Gangnam Style view count broke YouTube once. Why is counting a f***ing hard engineering problem?
Count++ isn't a simple Counting
count++. Seem easy, right?
It is. Until it’s every view on YouTube.
Then the same one-line operation turns into the most architecturally consequential problem in your stack.
Simple lie
Everyone starts small. For all the right reasons.
Throw it in Postgres, add an index, scale up the box if needed, sprinkle some Redis if it gets hot. Done. Like reallllyyy done.
Right up until the moment your platform goes viral. That’s kinda problem Youtube deals with, everyday.
A video goes viral and your “simple counter row” becomes the slowest object in your entire system.
Counting itself isn’t one problem. It’s a combination of 6 problems wearing a trench coat, and youtube has dealt with all of those.
The hard problems
1. Counter overflow. Sounds boring. It’s not.
“Gangnam Style” hit 2^31 views and crashed YouTube’s display because the field was a signed 32-bit integer. They migrated to 64-bit and bought themselves a few quintillion views of headroom.
But, relatively easy gotcha.
2. Volume & Concurrency. A million events per second means a million writes per second.

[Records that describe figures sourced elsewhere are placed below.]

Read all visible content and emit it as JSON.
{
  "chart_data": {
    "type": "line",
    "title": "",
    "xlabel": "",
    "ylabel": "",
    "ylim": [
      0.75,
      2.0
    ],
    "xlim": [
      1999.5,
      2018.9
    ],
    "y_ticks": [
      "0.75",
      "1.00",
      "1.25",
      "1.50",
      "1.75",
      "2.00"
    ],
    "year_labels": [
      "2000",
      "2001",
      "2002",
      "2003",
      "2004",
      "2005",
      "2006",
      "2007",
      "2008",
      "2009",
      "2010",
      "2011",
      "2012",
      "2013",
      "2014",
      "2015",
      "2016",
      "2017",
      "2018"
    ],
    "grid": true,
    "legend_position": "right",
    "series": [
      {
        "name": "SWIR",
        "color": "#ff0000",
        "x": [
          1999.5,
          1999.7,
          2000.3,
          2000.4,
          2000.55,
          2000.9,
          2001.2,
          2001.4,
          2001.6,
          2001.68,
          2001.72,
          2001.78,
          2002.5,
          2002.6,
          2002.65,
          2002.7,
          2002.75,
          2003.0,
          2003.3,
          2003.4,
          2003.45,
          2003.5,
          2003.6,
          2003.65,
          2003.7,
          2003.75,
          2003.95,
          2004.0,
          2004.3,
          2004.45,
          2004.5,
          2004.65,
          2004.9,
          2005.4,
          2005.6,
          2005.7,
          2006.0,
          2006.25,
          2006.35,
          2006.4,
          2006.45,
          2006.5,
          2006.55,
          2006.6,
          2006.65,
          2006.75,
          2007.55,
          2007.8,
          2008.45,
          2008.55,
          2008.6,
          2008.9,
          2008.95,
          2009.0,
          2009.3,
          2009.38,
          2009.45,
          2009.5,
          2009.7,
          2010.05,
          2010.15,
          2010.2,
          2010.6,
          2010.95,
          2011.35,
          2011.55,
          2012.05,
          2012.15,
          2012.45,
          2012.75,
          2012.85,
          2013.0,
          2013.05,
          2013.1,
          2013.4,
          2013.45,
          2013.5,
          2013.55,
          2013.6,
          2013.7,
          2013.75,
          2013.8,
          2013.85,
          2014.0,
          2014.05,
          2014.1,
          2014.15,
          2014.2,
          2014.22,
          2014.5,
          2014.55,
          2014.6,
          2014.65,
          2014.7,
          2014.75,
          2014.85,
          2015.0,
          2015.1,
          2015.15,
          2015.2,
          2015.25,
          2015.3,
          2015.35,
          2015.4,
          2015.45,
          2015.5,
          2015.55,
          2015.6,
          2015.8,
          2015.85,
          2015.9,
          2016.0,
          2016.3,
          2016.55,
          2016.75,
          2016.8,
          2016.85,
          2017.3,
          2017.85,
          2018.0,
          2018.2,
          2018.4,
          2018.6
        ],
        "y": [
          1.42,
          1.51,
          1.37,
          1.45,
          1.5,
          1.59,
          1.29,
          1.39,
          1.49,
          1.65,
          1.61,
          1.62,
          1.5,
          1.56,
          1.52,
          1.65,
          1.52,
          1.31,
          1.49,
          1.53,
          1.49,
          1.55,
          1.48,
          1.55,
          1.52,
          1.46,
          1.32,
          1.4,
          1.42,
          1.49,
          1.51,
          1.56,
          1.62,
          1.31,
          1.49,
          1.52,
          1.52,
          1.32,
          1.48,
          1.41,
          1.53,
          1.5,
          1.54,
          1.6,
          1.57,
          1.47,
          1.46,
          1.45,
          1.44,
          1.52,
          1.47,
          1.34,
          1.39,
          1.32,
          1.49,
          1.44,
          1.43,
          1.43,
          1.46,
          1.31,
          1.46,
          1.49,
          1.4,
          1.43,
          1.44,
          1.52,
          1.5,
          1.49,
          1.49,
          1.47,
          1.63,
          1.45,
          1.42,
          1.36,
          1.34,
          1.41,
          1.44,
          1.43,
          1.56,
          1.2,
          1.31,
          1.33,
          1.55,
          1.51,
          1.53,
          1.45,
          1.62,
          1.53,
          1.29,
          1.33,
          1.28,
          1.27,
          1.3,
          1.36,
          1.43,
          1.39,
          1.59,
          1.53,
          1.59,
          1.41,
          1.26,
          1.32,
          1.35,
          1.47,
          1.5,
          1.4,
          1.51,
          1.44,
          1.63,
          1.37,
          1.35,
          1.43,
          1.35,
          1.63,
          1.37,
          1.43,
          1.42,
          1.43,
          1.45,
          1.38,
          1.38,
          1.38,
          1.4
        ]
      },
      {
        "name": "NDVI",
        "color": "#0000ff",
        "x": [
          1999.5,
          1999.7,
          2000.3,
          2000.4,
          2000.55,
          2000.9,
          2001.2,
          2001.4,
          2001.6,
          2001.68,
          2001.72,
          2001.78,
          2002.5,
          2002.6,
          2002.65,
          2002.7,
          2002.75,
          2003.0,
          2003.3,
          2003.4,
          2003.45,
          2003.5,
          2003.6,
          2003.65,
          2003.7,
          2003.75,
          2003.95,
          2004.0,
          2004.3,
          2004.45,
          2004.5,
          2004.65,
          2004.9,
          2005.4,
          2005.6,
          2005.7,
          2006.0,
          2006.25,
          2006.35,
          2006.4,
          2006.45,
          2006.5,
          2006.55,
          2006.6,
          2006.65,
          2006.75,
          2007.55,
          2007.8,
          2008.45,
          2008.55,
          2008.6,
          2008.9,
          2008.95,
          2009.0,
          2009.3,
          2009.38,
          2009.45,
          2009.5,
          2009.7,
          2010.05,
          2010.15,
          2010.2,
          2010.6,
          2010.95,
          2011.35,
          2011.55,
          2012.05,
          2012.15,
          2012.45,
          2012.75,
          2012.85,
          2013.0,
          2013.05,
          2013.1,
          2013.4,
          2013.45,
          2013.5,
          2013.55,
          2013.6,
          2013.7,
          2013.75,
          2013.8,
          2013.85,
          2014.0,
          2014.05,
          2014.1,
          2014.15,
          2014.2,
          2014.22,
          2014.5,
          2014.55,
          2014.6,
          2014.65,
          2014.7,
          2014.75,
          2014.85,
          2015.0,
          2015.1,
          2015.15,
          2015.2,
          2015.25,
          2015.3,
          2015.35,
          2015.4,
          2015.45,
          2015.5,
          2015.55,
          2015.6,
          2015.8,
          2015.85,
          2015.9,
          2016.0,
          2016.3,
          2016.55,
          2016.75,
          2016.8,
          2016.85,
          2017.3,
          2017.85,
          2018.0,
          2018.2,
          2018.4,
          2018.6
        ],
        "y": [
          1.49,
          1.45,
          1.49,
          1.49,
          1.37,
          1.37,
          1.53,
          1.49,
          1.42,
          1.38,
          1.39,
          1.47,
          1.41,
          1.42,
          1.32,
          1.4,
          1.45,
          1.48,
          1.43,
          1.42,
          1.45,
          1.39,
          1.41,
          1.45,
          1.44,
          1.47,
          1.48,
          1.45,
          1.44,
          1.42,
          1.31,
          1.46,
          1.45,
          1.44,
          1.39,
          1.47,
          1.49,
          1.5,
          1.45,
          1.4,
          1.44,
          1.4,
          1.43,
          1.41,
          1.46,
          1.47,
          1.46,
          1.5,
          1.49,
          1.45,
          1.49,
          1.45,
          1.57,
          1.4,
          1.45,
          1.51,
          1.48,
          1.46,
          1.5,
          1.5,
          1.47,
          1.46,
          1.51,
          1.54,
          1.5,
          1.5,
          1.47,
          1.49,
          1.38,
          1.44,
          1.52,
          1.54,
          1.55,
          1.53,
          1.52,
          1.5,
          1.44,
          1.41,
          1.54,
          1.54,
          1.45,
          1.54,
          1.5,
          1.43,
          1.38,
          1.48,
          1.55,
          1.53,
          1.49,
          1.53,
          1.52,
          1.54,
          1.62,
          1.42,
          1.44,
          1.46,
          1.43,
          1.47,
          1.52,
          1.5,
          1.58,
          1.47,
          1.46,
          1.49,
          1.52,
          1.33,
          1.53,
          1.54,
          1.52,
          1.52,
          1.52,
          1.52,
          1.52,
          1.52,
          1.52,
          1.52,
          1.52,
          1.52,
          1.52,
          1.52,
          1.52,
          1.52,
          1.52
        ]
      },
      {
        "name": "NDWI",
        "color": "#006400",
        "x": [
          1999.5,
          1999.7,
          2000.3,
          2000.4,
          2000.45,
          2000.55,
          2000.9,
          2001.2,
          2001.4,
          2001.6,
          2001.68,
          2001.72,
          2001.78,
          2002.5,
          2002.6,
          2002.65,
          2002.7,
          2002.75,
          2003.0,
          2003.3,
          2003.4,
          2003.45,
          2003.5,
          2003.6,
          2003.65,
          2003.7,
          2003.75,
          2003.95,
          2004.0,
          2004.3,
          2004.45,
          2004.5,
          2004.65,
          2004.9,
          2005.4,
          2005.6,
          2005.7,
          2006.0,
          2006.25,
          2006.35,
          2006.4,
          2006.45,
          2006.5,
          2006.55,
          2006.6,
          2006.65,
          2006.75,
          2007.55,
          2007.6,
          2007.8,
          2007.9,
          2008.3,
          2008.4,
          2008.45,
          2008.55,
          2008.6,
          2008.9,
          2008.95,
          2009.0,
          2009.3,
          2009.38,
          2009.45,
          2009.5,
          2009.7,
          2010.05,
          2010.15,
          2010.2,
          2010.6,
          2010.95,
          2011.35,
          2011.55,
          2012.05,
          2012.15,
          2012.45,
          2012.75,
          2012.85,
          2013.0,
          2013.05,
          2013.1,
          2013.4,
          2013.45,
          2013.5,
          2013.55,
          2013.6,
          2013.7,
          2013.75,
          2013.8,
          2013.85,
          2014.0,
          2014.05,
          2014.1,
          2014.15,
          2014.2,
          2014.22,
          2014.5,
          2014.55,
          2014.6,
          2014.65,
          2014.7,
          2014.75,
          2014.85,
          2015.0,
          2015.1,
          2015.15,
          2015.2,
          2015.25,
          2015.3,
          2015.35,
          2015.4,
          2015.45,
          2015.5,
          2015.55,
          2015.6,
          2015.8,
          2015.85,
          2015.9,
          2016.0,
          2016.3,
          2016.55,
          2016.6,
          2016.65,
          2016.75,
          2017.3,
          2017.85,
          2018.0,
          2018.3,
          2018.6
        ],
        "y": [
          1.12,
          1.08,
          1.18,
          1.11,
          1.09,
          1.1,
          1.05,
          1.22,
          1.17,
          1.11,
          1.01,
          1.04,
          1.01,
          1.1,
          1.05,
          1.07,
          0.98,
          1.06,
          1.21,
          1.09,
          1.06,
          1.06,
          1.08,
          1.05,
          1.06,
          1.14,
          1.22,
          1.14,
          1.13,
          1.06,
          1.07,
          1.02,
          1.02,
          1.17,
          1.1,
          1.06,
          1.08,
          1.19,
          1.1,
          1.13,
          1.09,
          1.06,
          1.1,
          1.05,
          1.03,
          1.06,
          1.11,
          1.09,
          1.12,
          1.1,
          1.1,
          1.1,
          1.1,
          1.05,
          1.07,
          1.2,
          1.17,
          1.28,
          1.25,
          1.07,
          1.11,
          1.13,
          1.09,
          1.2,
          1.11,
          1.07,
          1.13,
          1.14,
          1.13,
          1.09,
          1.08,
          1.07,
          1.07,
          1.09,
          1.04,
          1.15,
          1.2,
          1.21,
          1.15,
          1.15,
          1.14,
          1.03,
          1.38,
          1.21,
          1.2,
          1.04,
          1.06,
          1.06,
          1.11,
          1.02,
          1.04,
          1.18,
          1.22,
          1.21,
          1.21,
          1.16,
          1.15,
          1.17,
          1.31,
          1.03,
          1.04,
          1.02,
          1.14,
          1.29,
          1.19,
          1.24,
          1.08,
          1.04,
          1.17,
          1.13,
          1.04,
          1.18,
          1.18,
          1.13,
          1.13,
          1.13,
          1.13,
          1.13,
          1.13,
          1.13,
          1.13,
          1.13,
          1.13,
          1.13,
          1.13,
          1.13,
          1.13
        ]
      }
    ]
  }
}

YouTube serves a million video views per second. But raw volume isn’t even the worst part. Concurrency is.
If you use postgres, every increment on a hot counter takes a row lock. Postgres uses MVCC, so an UPDATE is actually an insert plus a tombstone, meaning your hot row is generating thousands of dead versions per second that vacuum has to chase down.
The row lock serializes everyone. The fsync caps you again.
You’ve got a 96-core machine watching one logical row’s lock chain decide the throughput of your entire product. The fanciest hardware in the world bottlenecked by one number.
3. Distribution. Events happen in Tokyo. The counter lives in Iowa.
Physics is in the room, and it doesn’t care about your roadmap. You cannot make this fast if every increment needs a round trip to one global database.
4. Late events. A view happens at 09:59:55 and arrives at 10:00:55.
View events usually have streaming processor working with watermarks. That event belongs to the 9 AM bucket. The 9 AM bucket already closed.
Now what? How long do you wait? Do you process that late event? What about the event that shows up tomorrow?
5. Exactness is contested. Did the user actually watch, or click and bounce? Bot? Self-view? Same person refreshing?
6. Failures. A consumer crashes mid-batch. A network splits. Did the event get counted? Twice? Lost? Pick: at-most-once, at-least-once, exactly-once. Each one wrecks your architecture in a different direction.
7. Hot keys: no matter how you shard, one celebrity’s post will overwhelm one physical row.
Youtube uses BigTable
Of course, YouTube doesn’t use Postgres for view counts. They use Bigtable.
The mental model:
LSM tree = append to log + insert into memtable
no row locks, no in-place updates, no vacuumEvery Bigtable write is just an append to a commit log plus an in-memory insert into a sorted structure.
No random disk write. No lock that serializes writers to the same row; writes are timestamped and merged later.
When a single row gets too hot, the tablet splits automatically and the load redistributes.
A single Bigtable cluster eats millions of writes per second without sweating. The view counter you see ticking up under a viral video? That’s a IncrementColumn on one row, absorbed at memory speed.
But Bigtable can’t tell you the top 100 most-viewed videos. There’s no ORDER BY view_count DESC LIMIT 100. No secondary indexes by default.
That’s a whole different topic. We might cover it separately.
But..do we even need to count precisely?
Sometimes the right count is wrong approximate count.
Reddit uses it. Google Analytics uses it. The number you see is statistically a lie (close enough though). It’s also correct enough that nobody cares.
Count-Min Sketch does the trick for frequency counts and approximation.
YouTube actually utilizes the Count-Min Sketch algorithm to track real-time view frequencies, trending topics, and to identify the "Top K" most viewed across its massive global traffic.
Count-Min Sketch could be visualised is a tiny 2D grid of counters (say 5 rows × 1000 columns) paired with one hash function per row. Play with it here.
To record an item, you hash it through each function and bump the cell it lands on in every row: 5 hashes, 5 increments, done.
To ask “how many times have I seen this?”, you hash it again, look up those same 5 cells, and return the minimum value. Why min?
Because different items can collide on the same cell and inflate it, but they almost never collide in all rows, so the smallest cell is your cleanest read.
You get approximate frequency counts for billions of items in a few kilobytes of memory, the estimate is always an upper bound (it lies high, never low), and two sketches merge by just adding their cells together which is why every distributed streaming system reaches for it.
Summary
This is the mental model: counting accuracy is a knob, not a constant. Pick it per access pattern and distribution.
The dashboard showing "1.2M views" can be a HyperLogLog estimate that's off by 1% and nobody cares.
But if you are not viral, then a single tick from 99 views to 100 views may matter to you.
Think differently when designing your systems.